The original game was developed by a musician, Anthony E. Pratt. During his time playing small concerts at hotels, Pratt gleaned the idea for a murder mystery board game from the trend at the time of including murder mystery games as part of the evening entertainment. The fact that detective and mystery fiction by the likes of authors such as Raymond Chandler and Agatha Christie were also wildly popular at the time also fed into the desire to turn the genre into a board game. By 1943, Pratt and his wife Elva began designing the game; the original version was called “Murder!”

Pratt already had a strong connection to the board game industry at the time – his friend Geoffrey Bull, who had created the game Buccaneer. Bull introduced Pratt to the managing director at Waddington’s, and the company, after making some tweaks to the game and renaming it Cluedo (a combination of “clue” and “ludo,” the Latin word for “play”), signed on to manufacture it. But due to shortages of materials during the aftermath of World War II in Britain, the game didn’t actually get produced for the first time until 1949. Parker Brothers would license the game from Waddingtons and publish it as Clue in North America starting the same year.

Throughout the game’s history, Parker Brothers and Waddington’s both individually produced new editions of Clue/Cluedo between 1949 and 1992; both of these companies were bought out by Hasbro in the 1990s.

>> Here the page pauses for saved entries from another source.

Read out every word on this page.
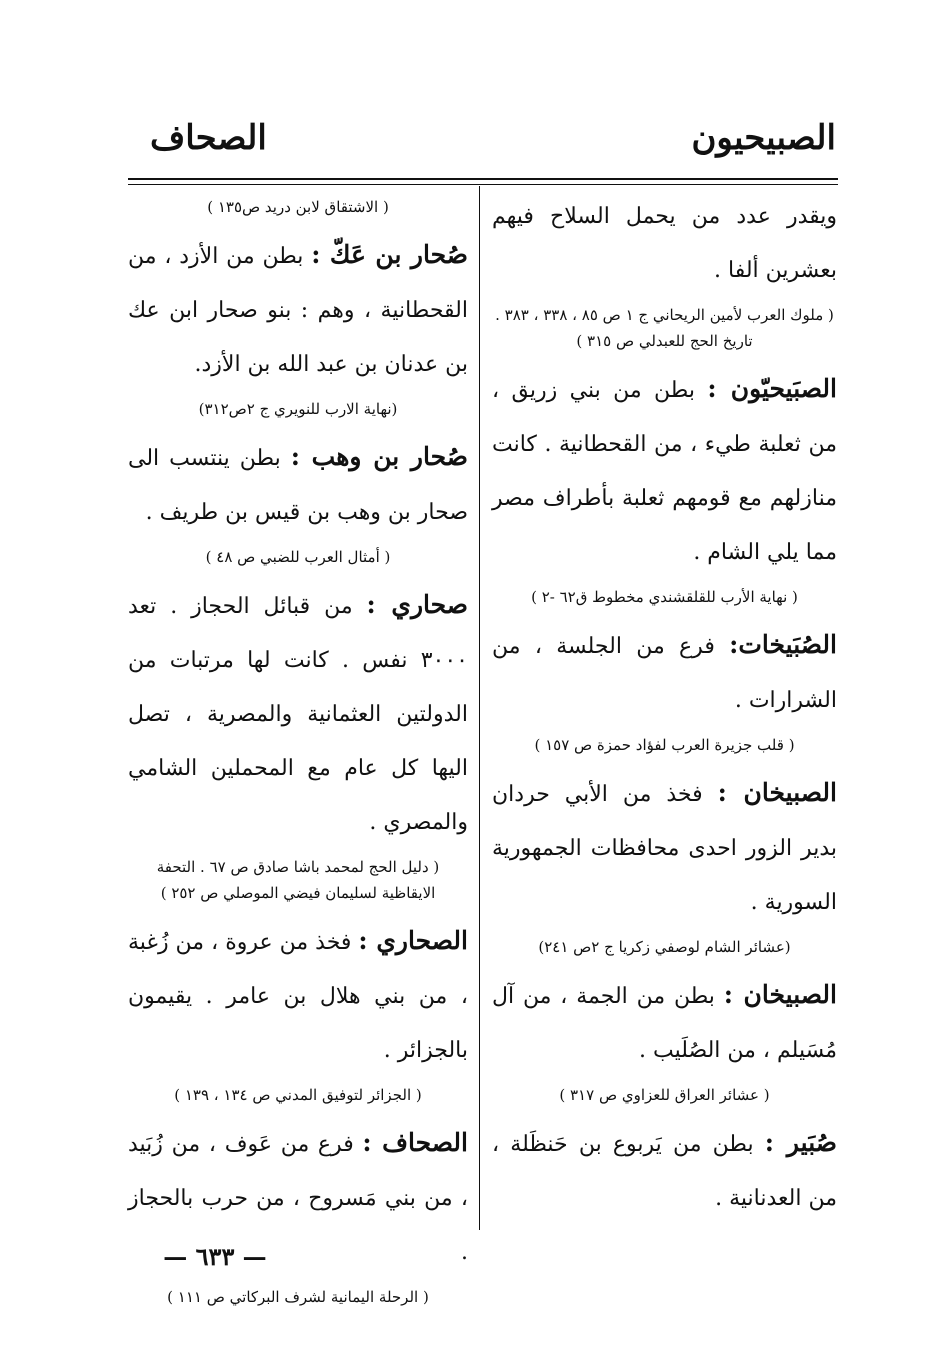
الصبيحيون
الصحاف

ويقدر عدد من يحمل السلاح فيهم بعشرين ألفا .

( ملوك العرب لأمين الريحاني ج ١ ص ٨٥ ، ٣٣٨ ، ٣٨٣ . تاريخ الحج للعبدلي ص ٣١٥ )

الصبَيحيّون : بطن من بني زريق ، من ثعلبة طيء ، من القحطانية . كانت منازلهم مع قومهم ثعلبة بأطراف مصر مما يلي الشام .

( نهاية الأرب للقلقشندي مخطوط ق٦٢ -٢ )

الصُبَيخات: فرع من الجلسة ، من الشرارات .

( قلب جزيرة العرب لفؤاد حمزة ص ١٥٧ )

الصبيخان : فخذ من الأبي حردان بدير الزور احدى محافظات الجمهورية السورية .

(عشائر الشام لوصفي زكريا ج ٢ص ٢٤١)

الصبيخان : بطن من الجمة ، من آل مُسَيلم ، من الصُلَيب .

( عشائر العراق للعزاوي ص ٣١٧ )

صُبَير : بطن من يَربوع بن حَنظَلة ، من العدنانية .

( الاشتقاق لابن دريد ص١٣٥ )

صُحار بن عَكّ : بطن من الأزد ، من القحطانية ، وهم : بنو صحار ابن عك بن عدنان بن عبد الله بن الأزد.

(نهاية الارب للنويري ج ٢ص٣١٢)

صُحار بن وهب : بطن ينتسب الى صحار بن وهب بن قيس بن طريف .

( أمثال العرب للضبي ص ٤٨ )

صحاري : من قبائل الحجاز . تعد ٣٠٠٠ نفس . كانت لها مرتبات من الدولتين العثمانية والمصرية ، تصل اليها كل عام مع المحملين الشامي والمصري .

( دليل الحج لمحمد باشا صادق ص ٦٧ . التحفة الايقاظية لسليمان فيضي الموصلي ص ٢٥٢ )

الصحاري : فخذ من عروة ، من زُغبة ، من بني هلال بن عامر . يقيمون بالجزائر .

( الجزائر لتوفيق المدني ص ١٣٤ ، ١٣٩ )

الصحاف : فرع من عَوف ، من زُبَيد ، من بني مَسروح ، من حرب بالحجاز .

( الرحلة اليمانية لشرف البركاتي ص ١١١ )
— ٦٣٣ —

Like many other long-running board games, Clue has seen a number of spinoffs and other licensed editions over the years. These have included Super Cluedo Challenge (which added characters and weapons), Travel Clue (a simplified, miniature edition), Master Detective (also added characters as well as weapons and rooms), Clue Jr.: Case of the Missing Pet (a variant aimed at young children), and many more. In 1985 there was also a Clue VCR Mystery Game, which accordingly used a VCR tape containing scenes of suspects interacting with each other rather than a board, and players used cards containing clues to what’s happening on the screen.

Licensed editions of Clue have included versions based on numerous television shows, such as The Office, Family Guy, Supernatural, Big Bang Theory, 24, Seinfeld, Scooby-Doo, SpongeBob SquarePants and The Simpsons, and films such as Star Wars and Harry Potter. There have also been editions based on Disney theme park attractions, those being The Haunted Mansion and The Twilight Zone Tower of Terror. There’s even been an edition based off another tabletop game – Dungeons and Dragons.